Online will have a much smaller impact on grocery shopping than is expected, former Sainsbury’s chief executive Justin King said today.

Former Sainsbury's boss Justin King

Speaking at the JDA FocusConnect conference in Barcelona today, he said: “The in-store experience will be much more resilient for much longer than every forecast currently has it.

“There’s a deeply depressing idea that we are all so convinced that the in-store experience is so shit that online is going to win. Shouldn’t we all be focused on making the in-store experience so brilliant that there’s nothing to fear?”

“Online is a functional solution, not an emotional solution, for most customers”

Justin King

He added that, with 95p out of every pound in grocery still being spent in-store, he questioned whether the grocery sector would reach an online tipping point.

“I’m struggling to see the tipping point. I’m struggling to see that it’s really captured the public’s imagination. Online is a functional solution, not an emotional solution, for most customers.”

He added that the area within grocery that had seen the biggest cash growth over the past five years was convenience, and suggested UK grocers think about “fishing where the big fish are”.

He said whatever new technologies come along, the customer needs to be retailers’ first consideration. “If every decision that you make aims at its heart to do a better job for the customer, you will never go far wrong.”

Focus on customer

In an interview with Retail Week, King added that focusing religiously on customers is something new Tesco boss Dave Lewis is likely to do.

The Sainsbury’s boss embarked on a listening exercise when he first started at the grocer, receiving responses from 250,000 shoppers on what they thought of the brand.

“Sainsbury’s, when I joined, had some deep-seated problems and Tesco clearly has now. I would be really surprised if someone with Dave Lewis’s background did anything other than start by asking his customers what he needs to do.

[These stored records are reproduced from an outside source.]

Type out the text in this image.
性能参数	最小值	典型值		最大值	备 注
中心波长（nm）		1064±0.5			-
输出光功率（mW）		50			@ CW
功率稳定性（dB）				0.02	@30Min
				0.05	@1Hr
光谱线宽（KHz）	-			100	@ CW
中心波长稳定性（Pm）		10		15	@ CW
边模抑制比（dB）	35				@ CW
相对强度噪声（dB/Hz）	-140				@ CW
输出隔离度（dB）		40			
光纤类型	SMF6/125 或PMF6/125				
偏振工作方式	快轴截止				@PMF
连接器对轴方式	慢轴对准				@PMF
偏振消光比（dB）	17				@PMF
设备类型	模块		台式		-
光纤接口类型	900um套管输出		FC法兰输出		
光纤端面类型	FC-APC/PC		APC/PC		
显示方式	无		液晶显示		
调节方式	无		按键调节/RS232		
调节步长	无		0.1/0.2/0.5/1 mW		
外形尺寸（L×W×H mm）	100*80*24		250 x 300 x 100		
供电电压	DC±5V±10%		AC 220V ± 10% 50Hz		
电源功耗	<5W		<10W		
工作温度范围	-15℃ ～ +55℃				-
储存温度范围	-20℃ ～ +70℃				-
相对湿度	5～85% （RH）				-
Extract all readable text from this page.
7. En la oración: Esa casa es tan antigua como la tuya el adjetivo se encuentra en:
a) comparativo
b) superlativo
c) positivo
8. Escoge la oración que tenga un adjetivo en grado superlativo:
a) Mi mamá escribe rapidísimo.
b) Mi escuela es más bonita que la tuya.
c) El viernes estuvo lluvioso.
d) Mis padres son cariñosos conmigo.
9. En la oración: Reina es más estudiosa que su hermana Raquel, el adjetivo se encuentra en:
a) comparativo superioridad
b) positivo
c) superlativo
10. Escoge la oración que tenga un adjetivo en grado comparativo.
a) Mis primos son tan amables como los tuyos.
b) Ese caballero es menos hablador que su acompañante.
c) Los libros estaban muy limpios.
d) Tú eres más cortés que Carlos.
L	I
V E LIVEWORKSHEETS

“We asked a million people and got 250,000 responses, and they gave us a pretty decent to do list.”

But he added the answer for Tesco is likely to be very different to Sainsbury’s 10 years ago.

“It’s a mistake to characterise them in the same way, because of the passage of time. Whatever was the right thing to do 10 years ago is pretty unlikely to be the right thing to do now. The solutions and problems are not the same, and the market is different.”